The firm began providing automatic telex service in 1971 and in 1980, NET introduced international Direct Dialing and faster telex services between Nigeria and select Western countries. NET also offered private leased telegraph services with annual subscription fees to companies and managed television events transmitted or received via satellite such as FESTAC 77 and sporting events. For much of its existence, NET's facilities were inadequate compared to the needs of the business and wider population, man times the lines were congested as available lines on the telephone trunks could not keep up with the traffic.

=== NITEL ===
Nigerian Telecommunications Limited was formed in 1985 as the combination of the telecommunications division of Post and Telecommunications and NET. The new company was formed to improve coordination of telecommunication services within the country, to make internal communications more commercial in objective and to reduce duplication of budgetary allocations and investments. NITEL inherited mostly analogue infrastructure from its predecessors and had to fund new investments in digital infrastructures. It introduced mobile telephony in 1992, through MTS, a partnership with Digital Communications Limited, an Atlanta-based firm. However, operationally, it was still inefficient, the lines were congested, the billing system was inefficient and the call completion rate for long-distance calls was below 50%. When new private telephone services emerged in Lagos during the 1990s, many of them depended on an unreliable NITEL for inter-connectivity services. In addition, demand for services in some cities was much higher than the capacity of NITEL while many NITEL lines were inoperative due to lack of maintenance of infrastructure or inadequate supporting cable network infrastructure.

In 2002, MTEL which had acquired the assets of MTS, obtained a GSM license.

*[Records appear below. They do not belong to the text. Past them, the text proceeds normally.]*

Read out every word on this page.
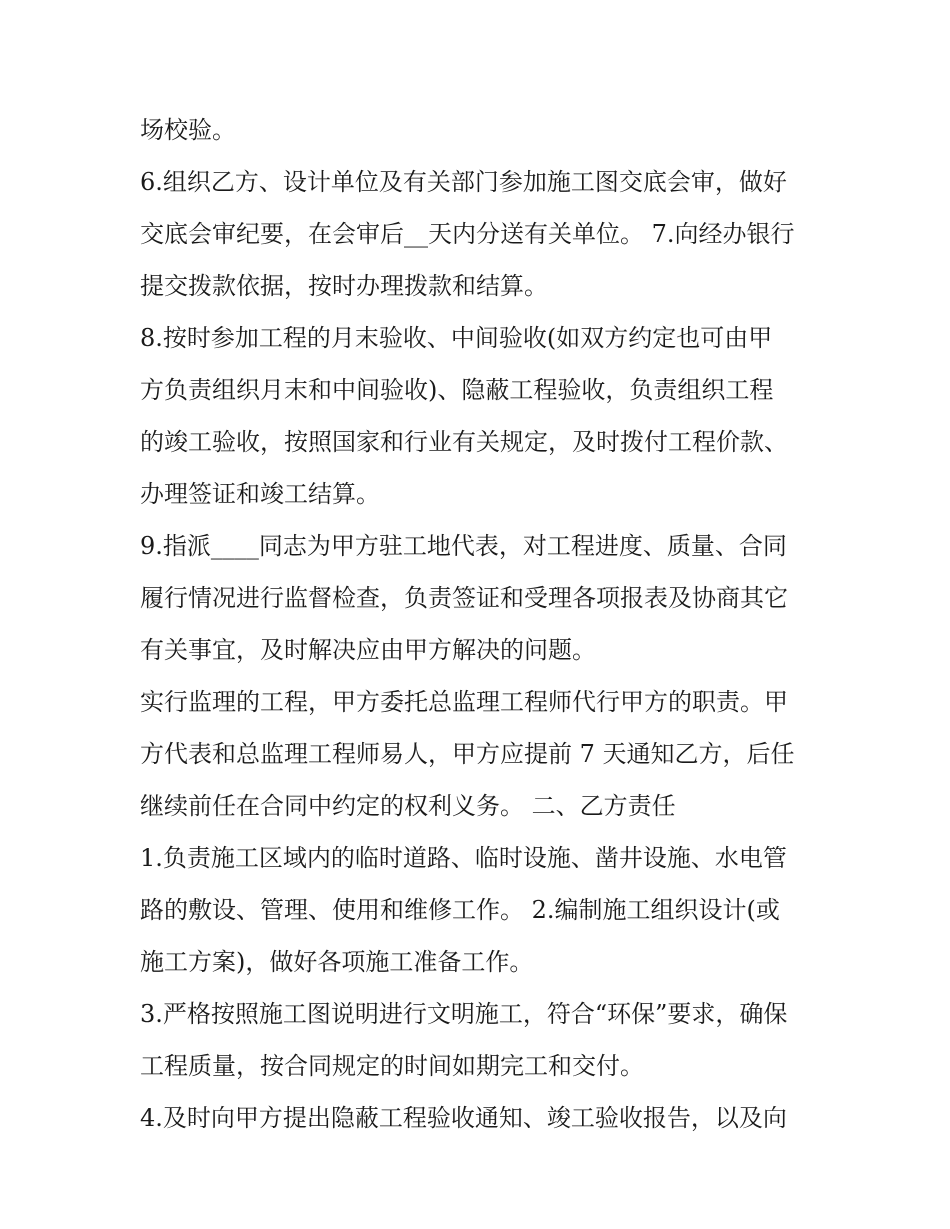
场校验。
6.组织乙方、设计单位及有关部门参加施工图交底会审，做好
交底会审纪要，在会审后__天内分送有关单位。 7.向经办银行
提交拨款依据，按时办理拨款和结算。
8.按时参加工程的月末验收、中间验收(如双方约定也可由甲
方负责组织月末和中间验收)、隐蔽工程验收，负责组织工程
的竣工验收，按照国家和行业有关规定，及时拨付工程价款、
办理签证和竣工结算。
9.指派____同志为甲方驻工地代表，对工程进度、质量、合同
履行情况进行监督检查，负责签证和受理各项报表及协商其它
有关事宜，及时解决应由甲方解决的问题。
实行监理的工程，甲方委托总监理工程师代行甲方的职责。甲
方代表和总监理工程师易人，甲方应提前 7 天通知乙方，后任
继续前任在合同中约定的权利义务。 二、乙方责任
1.负责施工区域内的临时道路、临时设施、凿井设施、水电管
路的敷设、管理、使用和维修工作。 2.编制施工组织设计(或
施工方案)，做好各项施工准备工作。
3.严格按照施工图说明进行文明施工，符合“环保”要求，确保
工程质量，按合同规定的时间如期完工和交付。
4.及时向甲方提出隐蔽工程验收通知、竣工验收报告，以及向
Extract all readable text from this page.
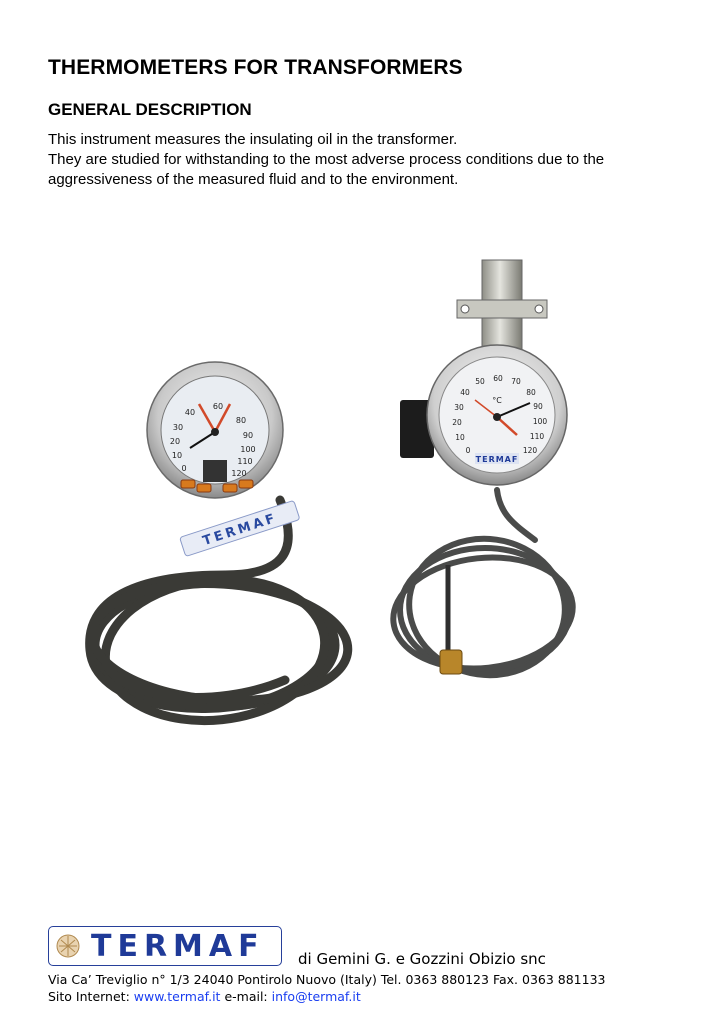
THERMOMETERS FOR TRANSFORMERS
GENERAL DESCRIPTION

This instrument measures the insulating oil in the transformer.

They are studied for withstanding to the most adverse process conditions due to the

aggressiveness of the measured fluid and to the environment.

0
10
20
30
40
60
80
90
100
110
120
TERMAF
0
10
20
30
40
50 60 70
80
90
100
110
120
°C
TERMAF
TERMAF di Gemini G. e Gozzini Obizio snc
Via Ca’ Treviglio n° 1/3 24040 Pontirolo Nuovo (Italy) Tel. 0363 880123 Fax. 0363 881133
Sito Internet: www.termaf.it e-mail: info@termaf.it
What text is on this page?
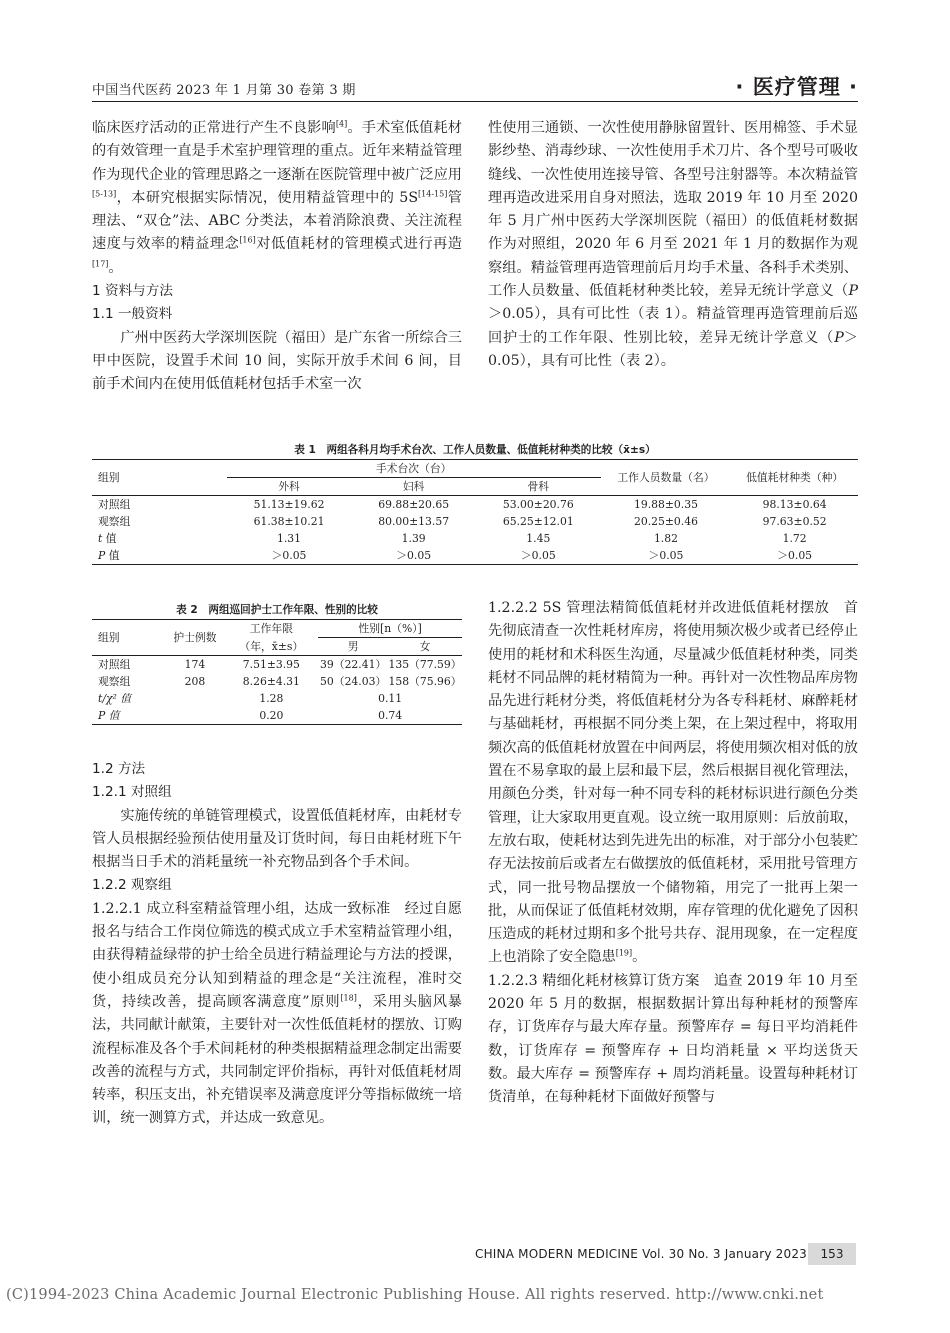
中国当代医药 2023 年 1 月第 30 卷第 3 期	· 医疗管理 ·

临床医疗活动的正常进行产生不良影响[4]。手术室低值耗材的有效管理一直是手术室护理管理的重点。近年来精益管理作为现代企业的管理思路之一逐渐在医院管理中被广泛应用[5-13]，本研究根据实际情况，使用精益管理中的 5S[14-15]管理法、“双仓”法、ABC 分类法，本着消除浪费、关注流程速度与效率的精益理念[16]对低值耗材的管理模式进行再造[17]。

1 资料与方法

1.1 一般资料

广州中医药大学深圳医院（福田）是广东省一所综合三甲中医院，设置手术间 10 间，实际开放手术间 6 间，目前手术间内在使用低值耗材包括手术室一次

性使用三通锁、一次性使用静脉留置针、医用棉签、手术显影纱垫、消毒纱球、一次性使用手术刀片、各个型号可吸收缝线、一次性使用连接导管、各型号注射器等。本次精益管理再造改进采用自身对照法，选取 2019 年 10 月至 2020 年 5 月广州中医药大学深圳医院（福田）的低值耗材数据作为对照组，2020 年 6 月至 2021 年 1 月的数据作为观察组。精益管理再造管理前后月均手术量、各科手术类别、工作人员数量、低值耗材种类比较，差异无统计学意义（P＞0.05），具有可比性（表 1）。精益管理再造管理前后巡回护士的工作年限、性别比较，差异无统计学意义（P＞0.05），具有可比性（表 2）。

表 1　两组各科月均手术台次、工作人员数量、低值耗材种类的比较（x̄±s）
组别	手术台次（台）			工作人员数量（名）	低值耗材种类（种）
	外科	妇科	骨科		
对照组	51.13±19.62	69.88±20.65	53.00±20.76	19.88±0.35	98.13±0.64
观察组	61.38±10.21	80.00±13.57	65.25±12.01	20.25±0.46	97.63±0.52
t 值	1.31	1.39	1.45	1.82	1.72
P 值	＞0.05	＞0.05	＞0.05	＞0.05	＞0.05
表 2　两组巡回护士工作年限、性别的比较
组别	护士例数	工作年限	性别[n（%）]	
		（年，x̄±s）	男	女
对照组	174	7.51±3.95	39（22.41）	135（77.59）
观察组	208	8.26±4.31	50（24.03）	158（75.96）
t/χ² 值		1.28	0.11	
P 值		0.20	0.74	

1.2 方法

1.2.1 对照组

实施传统的单链管理模式，设置低值耗材库，由耗材专管人员根据经验预估使用量及订货时间，每日由耗材班下午根据当日手术的消耗量统一补充物品到各个手术间。

1.2.2 观察组

1.2.2.1 成立科室精益管理小组，达成一致标准　经过自愿报名与结合工作岗位筛选的模式成立手术室精益管理小组，由获得精益绿带的护士给全员进行精益理论与方法的授课，使小组成员充分认知到精益的理念是“关注流程，准时交货，持续改善，提高顾客满意度”原则[18]，采用头脑风暴法，共同献计献策，主要针对一次性低值耗材的摆放、订购流程标准及各个手术间耗材的种类根据精益理念制定出需要改善的流程与方式，共同制定评价指标，再针对低值耗材周转率，积压支出，补充错误率及满意度评分等指标做统一培训，统一测算方式，并达成一致意见。

1.2.2.2 5S 管理法精简低值耗材并改进低值耗材摆放　首先彻底清查一次性耗材库房，将使用频次极少或者已经停止使用的耗材和术科医生沟通，尽量减少低值耗材种类，同类耗材不同品牌的耗材精简为一种。再针对一次性物品库房物品先进行耗材分类，将低值耗材分为各专科耗材、麻醉耗材与基础耗材，再根据不同分类上架，在上架过程中，将取用频次高的低值耗材放置在中间两层，将使用频次相对低的放置在不易拿取的最上层和最下层，然后根据目视化管理法，用颜色分类，针对每一种不同专科的耗材标识进行颜色分类管理，让大家取用更直观。设立统一取用原则：后放前取，左放右取，使耗材达到先进先出的标准，对于部分小包装贮存无法按前后或者左右做摆放的低值耗材，采用批号管理方式，同一批号物品摆放一个储物箱，用完了一批再上架一批，从而保证了低值耗材效期，库存管理的优化避免了因积压造成的耗材过期和多个批号共存、混用现象，在一定程度上也消除了安全隐患[19]。

1.2.2.3 精细化耗材核算订货方案　追查 2019 年 10 月至 2020 年 5 月的数据，根据数据计算出每种耗材的预警库存，订货库存与最大库存量。预警库存 = 每日平均消耗件数，订货库存 = 预警库存 + 日均消耗量 × 平均送货天数。最大库存 = 预警库存 + 周均消耗量。设置每种耗材订货清单，在每种耗材下面做好预警与

CHINA MODERN MEDICINE Vol. 30 No. 3 January 2023	153
(C)1994-2023 China Academic Journal Electronic Publishing House. All rights reserved. http://www.cnki.net
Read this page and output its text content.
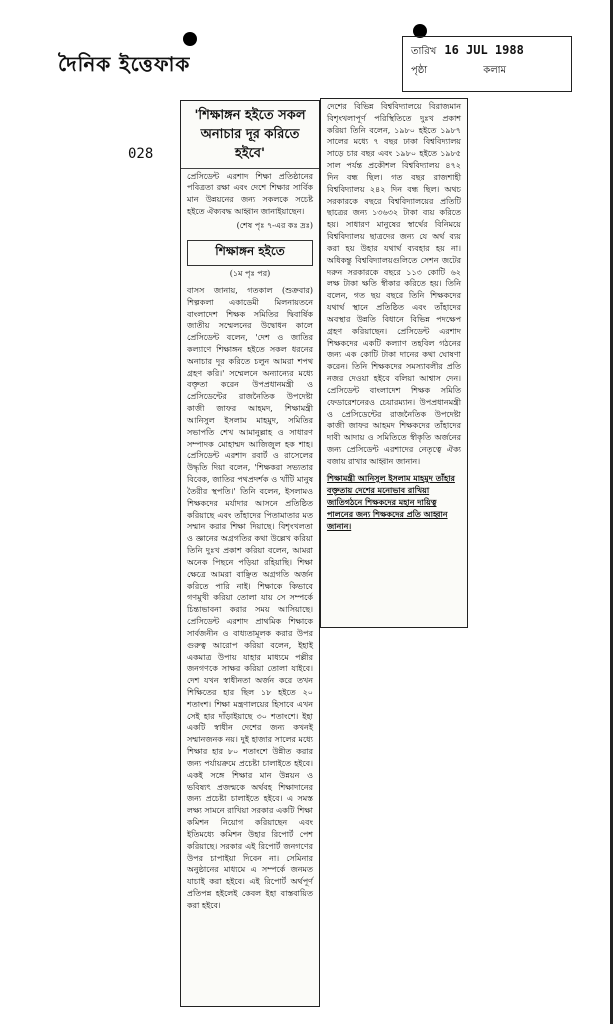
দৈনিক ইত্তেফাক
028
তারিখ 16 JUL 1988
পৃষ্ঠা	কলাম
'শিক্ষাঙ্গন হইতে সকল অনাচার দূর করিতে হইবে'
প্রেসিডেন্ট এরশাদ শিক্ষা প্রতিষ্ঠানের পবিত্রতা রক্ষা এবং দেশে শিক্ষার সার্বিক মান উন্নয়নের জন্য সকলকে সচেষ্ট হইতে ঐক্যবদ্ধ আহ্বান জানাইয়াছেন।
(শেষ পৃঃ ৭-এর কঃ দ্রঃ)
শিক্ষাঙ্গন হইতে
(১ম পৃঃ পর)
বাসস জানায়, গতকাল (শুক্রবার) শিল্পকলা একাডেমী মিলনায়তনে বাংলাদেশ শিক্ষক সমিতির দ্বিবার্ষিক জাতীয় সম্মেলনের উদ্বোধন কালে প্রেসিডেন্ট বলেন, 'দেশ ও জাতির কল্যাণে শিক্ষাঙ্গন হইতে সকল ধরনের অনাচার দূর করিতে চলুন আমরা শপথ গ্রহণ করি।' সম্মেলনে অন্যান্যের মধ্যে বক্তৃতা করেন উপপ্রধানমন্ত্রী ও প্রেসিডেন্টের রাজনৈতিক উপদেষ্টা কাজী জাফর আহমদ, শিক্ষামন্ত্রী আনিসুল ইসলাম মাহমুদ, সমিতির সভাপতি শেখ আমানুল্লাহ ও সাধারণ সম্পাদক মোহাম্মদ আজিজুল হক শাহ। প্রেসিডেন্ট এরশাদ রবার্ট ও রাসেলের উদ্ধৃতি দিয়া বলেন, 'শিক্ষকরা সভ্যতার বিবেক, জাতির পথপ্রদর্শক ও খাঁটি মানুষ তৈরীর স্থপতি।' তিনি বলেন, ইসলামও শিক্ষকদের মর্যাদার আসনে প্রতিষ্ঠিত করিয়াছে এবং তাঁহাদের পিতামাতার মত সম্মান করার শিক্ষা দিয়াছে। বিশৃংখলতা ও জ্ঞানের অগ্রগতির কথা উল্লেখ করিয়া তিনি দুঃখ প্রকাশ করিয়া বলেন, আমরা অনেক পিছনে পড়িয়া রহিয়াছি। শিক্ষা ক্ষেত্রে আমরা বাঞ্ছিত অগ্রগতি অর্জন করিতে পারি নাই। শিক্ষাকে কিভাবে গণমুখী করিয়া তোলা যায় সে সম্পর্কে চিন্তাভাবনা করার সময় আসিয়াছে। প্রেসিডেন্ট এরশাদ প্রাথমিক শিক্ষাকে সার্বজনীন ও বাধ্যতামূলক করার উপর গুরুত্ব আরোপ করিয়া বলেন, ইহাই একমাত্র উপায় যাহার মাধ্যমে পল্লীর জনগণকে সাক্ষর করিয়া তোলা যাইবে। দেশ যখন স্বাধীনতা অর্জন করে তখন শিক্ষিতের হার ছিল ১৮ হইতে ২০ শতাংশ। শিক্ষা মন্ত্রণালয়ের হিসাবে এখন সেই হার দাঁড়াইয়াছে ৩০ শতাংশে। ইহা একটি স্বাধীন দেশের জন্য কখনই সম্মানজনক নয়। দুই হাজার সালের মধ্যে শিক্ষার হার ৮০ শতাংশে উন্নীত করার জন্য পর্যায়ক্রমে প্রচেষ্টা চালাইতে হইবে। একই সঙ্গে শিক্ষার মান উন্নয়ন ও ভবিষ্যৎ প্রজন্মকে অর্থবহ শিক্ষাদানের জন্য প্রচেষ্টা চালাইতে হইবে। এ সমস্ত লক্ষ্য সামনে রাখিয়া সরকার একটি শিক্ষা কমিশন নিয়োগ করিয়াছেন এবং ইতিমধ্যে কমিশন উহার রিপোর্ট পেশ করিয়াছে। সরকার এই রিপোর্ট জনগণের উপর চাপাইয়া দিবেন না। সেমিনার অনুষ্ঠানের মাধ্যমে এ সম্পর্কে জনমত যাচাই করা হইবে। এই রিপোর্ট অর্থপূর্ণ প্রতিপন্ন হইলেই কেবল ইহা বাস্তবায়িত করা হইবে।
দেশের বিভিন্ন বিশ্ববিদ্যালয়ে বিরাজমান বিশৃংখলাপূর্ণ পরিস্থিতিতে দুঃখ প্রকাশ করিয়া তিনি বলেন, ১৯৮০ হইতে ১৯৮৭ সালের মধ্যে ৭ বছর ঢাকা বিশ্ববিদ্যালয় সাড়ে চার বছর এবং ১৯৮০ হইতে ১৯৮৫ সাল পর্যন্ত প্রকৌশল বিশ্ববিদ্যালয় ৪৭২ দিন বন্ধ ছিল। গত বছর রাজশাহী বিশ্ববিদ্যালয় ২৪২ দিন বন্ধ ছিল। অথচ সরকারকে বছরে বিশ্ববিদ্যালয়ের প্রতিটি ছাত্রের জন্য ১৩৬৩২ টাকা ব্যয় করিতে হয়। সাধারণ মানুষের স্বার্থের বিনিময়ে বিশ্ববিদ্যালয় ছাত্রদের জন্য যে অর্থ ব্যয় করা হয় উহার যথার্থ ব্যবহার হয় না। অধিকন্তু বিশ্ববিদ্যালয়গুলিতে সেশন জটের দরুন সরকারকে বছরে ১১৩ কোটি ৬২ লক্ষ টাকা ক্ষতি স্বীকার করিতে হয়। তিনি বলেন, গত ছয় বছরে তিনি শিক্ষকদের যথার্থ স্থানে প্রতিষ্ঠিত এবং তাঁহাদের অবস্থার উন্নতি বিধানে বিভিন্ন পদক্ষেপ গ্রহণ করিয়াছেন। প্রেসিডেন্ট এরশাদ শিক্ষকদের একটি কল্যাণ তহবিল গঠনের জন্য এক কোটি টাকা দানের কথা ঘোষণা করেন। তিনি শিক্ষকদের সমস্যাবলীর প্রতি নজর দেওয়া হইবে বলিয়া আশ্বাস দেন। প্রেসিডেন্ট বাংলাদেশ শিক্ষক সমিতি ফেডারেশনেরও চেয়ারম্যান। উপপ্রধানমন্ত্রী ও প্রেসিডেন্টের রাজনৈতিক উপদেষ্টা কাজী জাফর আহমদ শিক্ষকদের তাঁহাদের দাবী আদায় ও সমিতিতে স্বীকৃতি অর্জনের জন্য প্রেসিডেন্ট এরশাদের নেতৃত্বে ঐক্য বজায় রাখার আহ্বান জানান।
শিক্ষামন্ত্রী আনিসুল ইসলাম মাহমুদ তাঁহার বক্তৃতায় দেশের মনোভাব রাখিয়া জাতিগঠনে শিক্ষকদের মহান দায়িত্ব পালনের জন্য শিক্ষকদের প্রতি আহ্বান জানান।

Beginning in 2001, the company went through a period of botched sales and divestment, the first was the proposed sale of 51% stake to a group of investors under the trading name of Investors International London limited, the sale was cancelled after the investors failed to make the final bid price. Subsequently, the government stopped capital investment in the firm and approved a management turnaround contract with a firm called Pentascope in 2003. The contract was cancelled in 2005 after it became clear Pentascope did not have the adequate resources to run NITEL. Another failed divestment to Orascom in 2005 followed before the firm was sold to a subsidiary of Transcorp in 2007, but that sale was revoked in 2009. In 2014, the firm was sold to NATCOM, a group of investors led by Tunde Ayeni.

===nTel===

On 8 April 2016, NATCOM (trademarked as nTel), began operation in Lagos and Abuja, offering the fourth-generation Long Term Evolution (4G LTE) network service. On 1 December 2016, Ntel began operation in Port Harcourt. Before the official launch of nTel, Kamar Abass joinned the company as board member of NatCom in 2015, and was appointed CEO of nTel, till 2017.

Abhulime Ehiagwina took over as acting CEO and managing director in 2017. In 2018, Ernest Akinola, took over as CEO, till 2023.

On 18 June 2024, Adrian Wood was appointed CEO upon his return to Nigeria. On 27 October 2025, Soji Maurice-Diya, took over and was appointed managing director and chief executive officer of nTel. Soji shares plans for the first quarter of 2026, to re-enter the nation’s telecoms market.